Denn selbst wenn es die Öffentlichkeit interessiere, sei das Insolvenzverfahren der Signa nicht Gegenstand der parlamentarischen Untersuchungen. Hier, im Hohen Haus, zähle eine und nur diese eine Frage: Gab es für Personen wie ihn, Benko, in der Verwaltung eine bevorzugte Behandlung, sprich: Wurden Wohlhabende etwa vom Finanzministerium besser behandelt als andere Staatsbürger?

Anwalt Wess sitzt bei der Befragung neben Benko. Er ist das, was hier offiziell Vertrauensperson heißt. Weiß Benko nicht weiter, darf er Wess um Rat fragen. 

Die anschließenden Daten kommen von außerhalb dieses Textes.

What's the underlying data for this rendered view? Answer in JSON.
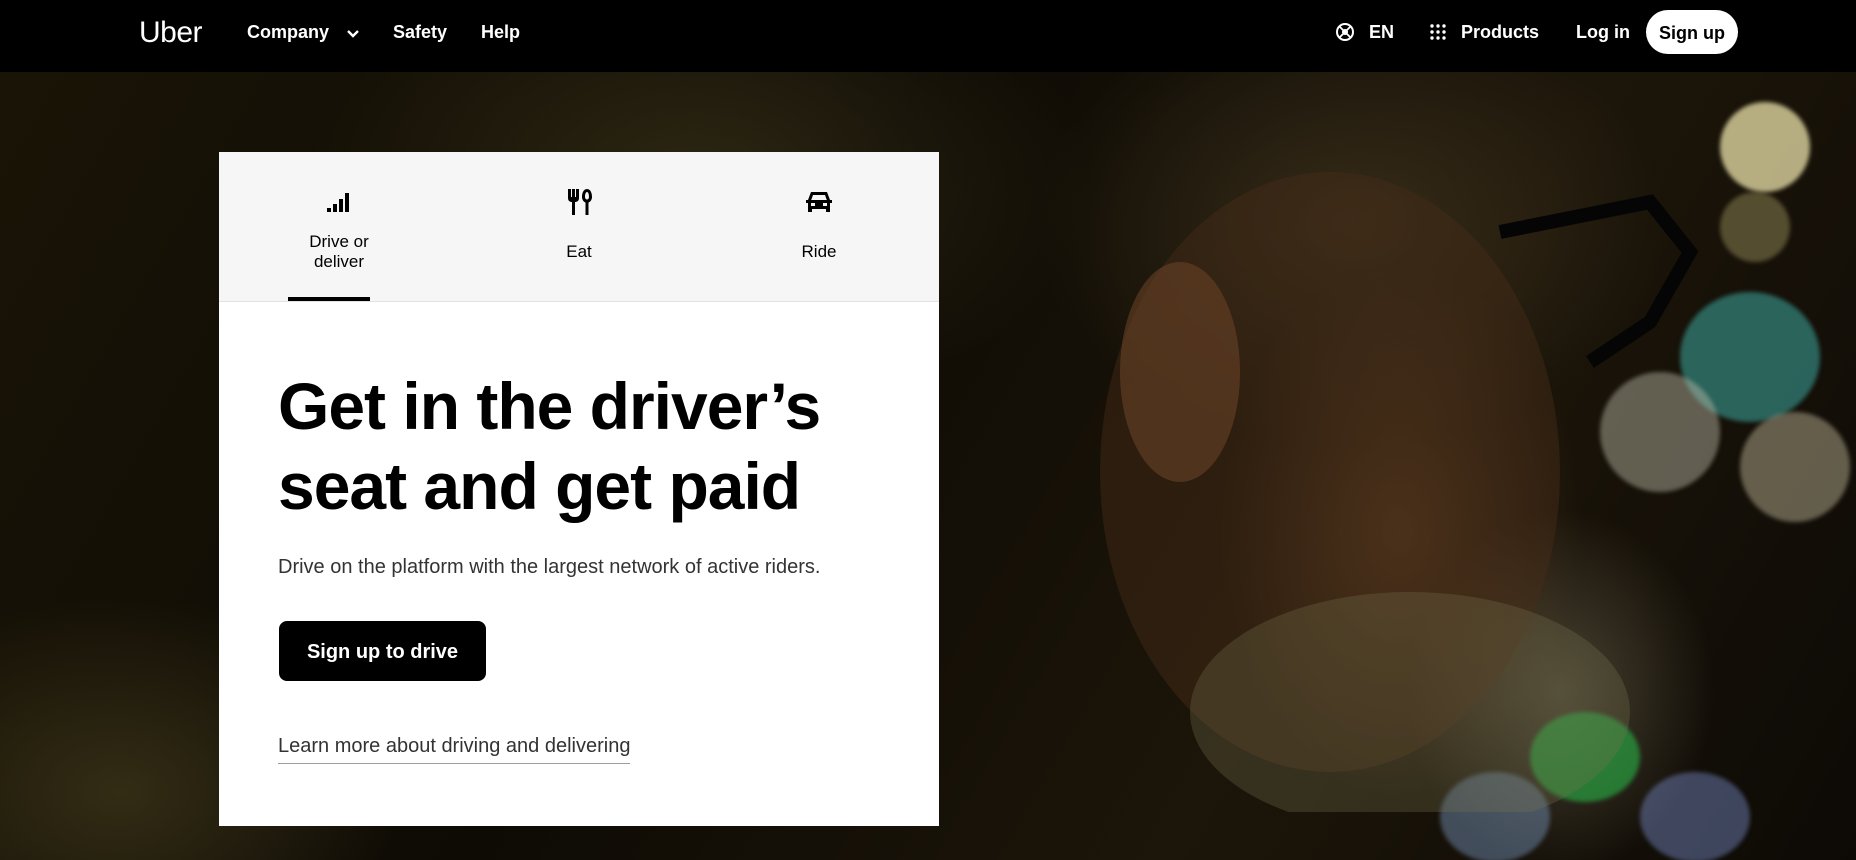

Bisweilen tauschen sich die beiden so intensiv aus, dass der Vorsitzende im U-Ausschuss, Norbert Hofer, die Sitzung unterbricht. Doch das klingt schlimmer, als es ist. Denn Benko eckt nicht an, im Gegenteil: Er spricht ruhig mit leichter Tiroler Färbung und bleibt stets höflich.

Entschlagung folgt auf Entschlagung

In der Sache kann er nur wenig zur Aufklärung beitragen. An einer Stelle wird er gefragt, ob er Politkern – im Gegenzug für eine bessere Behandlung bei Behördenverfahren – einen Job bei Signa versprochen hat. 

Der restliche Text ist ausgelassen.